Замелькали воспоминания: самые худшие и тяжелые мгновения моей жизни. Повествование, полное отчаяния и тьмы. Когда оно добралось до последней страницы, я плакала. Телесной боли я не ощущала. Я видела окровавленную молодую крольчиху, которой перерезала горло на лесной полянке. Мое первое убийство. Первая жизнь, отнятая мною.
Я помнила то отчаяние, когда у нас кончились последние деньги и мы доели последние крохи припасов. Голод погнал меня в лес. Крольчихи нам хватило только на обед. Потом я снова ушла в лес и проплакала несколько часов подряд. Я знала, что перешла черту и запятнала свою душу.
— Скажи, что ты его не любишь! — крикнула Амаранта.
Кровь на моих руках стала кровью убитой крольчихи. Кровью того, что я потеряла.
Я молчала. Любовь к Тамлину — единственное, что у меня оставалось. Пожертвовать ею я не могла.
Я видела мир черно-красным. Потом добавился третий цвет — зеленый. Глаза Тамлина. Он полз к Амаранте. Он видел, как я умираю, но не мог меня спасти. Его собственная рана затягивалась медленно, однако Амаранта не оставила ему даже жалких крупиц магической силы. Помочь мне Тамлин не мог.
Только сейчас я окончательно поняла: Амаранта не собиралась выпускать меня живой. И освобождать Тамлина тоже не собиралась.
— Амаранта, пощади ее, — взмолился Тамлин, одна его рука зажимала рану, вторая тянулась к Амаранте. — Перестань. Я готов просить прощения за то, что тогда сказал про Клитию. Смилуйся над нею.
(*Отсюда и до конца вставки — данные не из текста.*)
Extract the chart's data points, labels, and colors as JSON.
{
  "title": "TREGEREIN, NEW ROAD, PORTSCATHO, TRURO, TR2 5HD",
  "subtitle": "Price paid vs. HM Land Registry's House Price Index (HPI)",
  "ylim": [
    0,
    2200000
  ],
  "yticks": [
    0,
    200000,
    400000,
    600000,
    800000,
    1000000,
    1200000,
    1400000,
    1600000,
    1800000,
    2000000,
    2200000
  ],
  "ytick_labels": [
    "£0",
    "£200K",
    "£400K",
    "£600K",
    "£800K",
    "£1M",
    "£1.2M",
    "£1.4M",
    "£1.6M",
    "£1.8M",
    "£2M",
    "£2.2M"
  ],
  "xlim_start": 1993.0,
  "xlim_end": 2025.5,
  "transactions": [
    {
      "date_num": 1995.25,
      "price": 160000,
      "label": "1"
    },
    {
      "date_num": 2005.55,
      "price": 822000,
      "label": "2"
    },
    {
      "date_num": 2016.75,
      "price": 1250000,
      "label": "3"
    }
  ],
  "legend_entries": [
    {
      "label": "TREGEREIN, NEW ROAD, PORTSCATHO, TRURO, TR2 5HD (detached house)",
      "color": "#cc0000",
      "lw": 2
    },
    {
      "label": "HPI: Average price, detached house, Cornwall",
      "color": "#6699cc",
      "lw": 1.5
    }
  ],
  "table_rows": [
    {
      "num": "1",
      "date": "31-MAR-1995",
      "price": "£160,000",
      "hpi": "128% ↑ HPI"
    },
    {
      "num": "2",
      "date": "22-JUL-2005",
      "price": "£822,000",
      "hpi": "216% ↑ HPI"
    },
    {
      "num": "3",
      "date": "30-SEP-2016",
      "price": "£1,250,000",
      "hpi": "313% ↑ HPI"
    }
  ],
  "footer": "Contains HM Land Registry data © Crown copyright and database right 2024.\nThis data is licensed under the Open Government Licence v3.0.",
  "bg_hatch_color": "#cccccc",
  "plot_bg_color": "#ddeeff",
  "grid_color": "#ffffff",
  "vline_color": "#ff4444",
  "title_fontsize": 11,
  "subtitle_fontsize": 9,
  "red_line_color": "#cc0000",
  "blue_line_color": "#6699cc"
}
Амаранта будто не слышала его слов. Глаза Тамлина были пронзительно-зелеными — совсем как луга вокруг его поместья. Передо мной снова замелькали воспоминания, но уже другие. Зло, угрожавшее переломать оставшиеся кости, ударило мне по коленям. Я вскрикнула, но мои глаза видели тот зачарованный лес, день, когда мы лежали в траве, утро, когда любовались восходом. Пусть это были мгновения, но я все-таки успела познать настоящее счастье.
— Скажи, что ты никогда по-настоящему его не любила, — требовала Амаранта, выкручивая мне жилы. — Признайся, что тебе все равно, кто тебя лапает и целует.
— Амаранта, пощади ее, — стонал Тамлин, кровь из его раны еще капала на пол. — Я сделаю что угодно.
— А с тобой я разберусь потом, — прорычала Амаранта, швырнув меня в яму обжигающей боли.
Этих признаний она от меня не услышит… пусть мне осталось жить считаные минуты. Если моей жизни суждено оборваться здесь, я готова. Если это называется слабостью, я готова признать себя слабой. Если это…
Вот чем были эти три месяца: медленной, ужасной смертью. Я знала ее причину: мои чувства к Тамлину. Их не заглушить никакими снадобьями, никакой болью, никаким забвением.
Амаранта могла как угодно издеваться над моим телом, но ей не разрушить моих чувств к Тамлину. Он никогда не воспылает к ней желанием. Жало его отказа всегда будет колоть ей душу.
Мир постепенно темнел, убирая остроту боли.
Как же долго я от этого бегала. А когда открылась Тамлину, своим сестрам… это была проверка на смелость, столь же мучительная, как любое из моих испытаний.
— Я жду твоего признания, коварная скотина, — шипела Амаранта.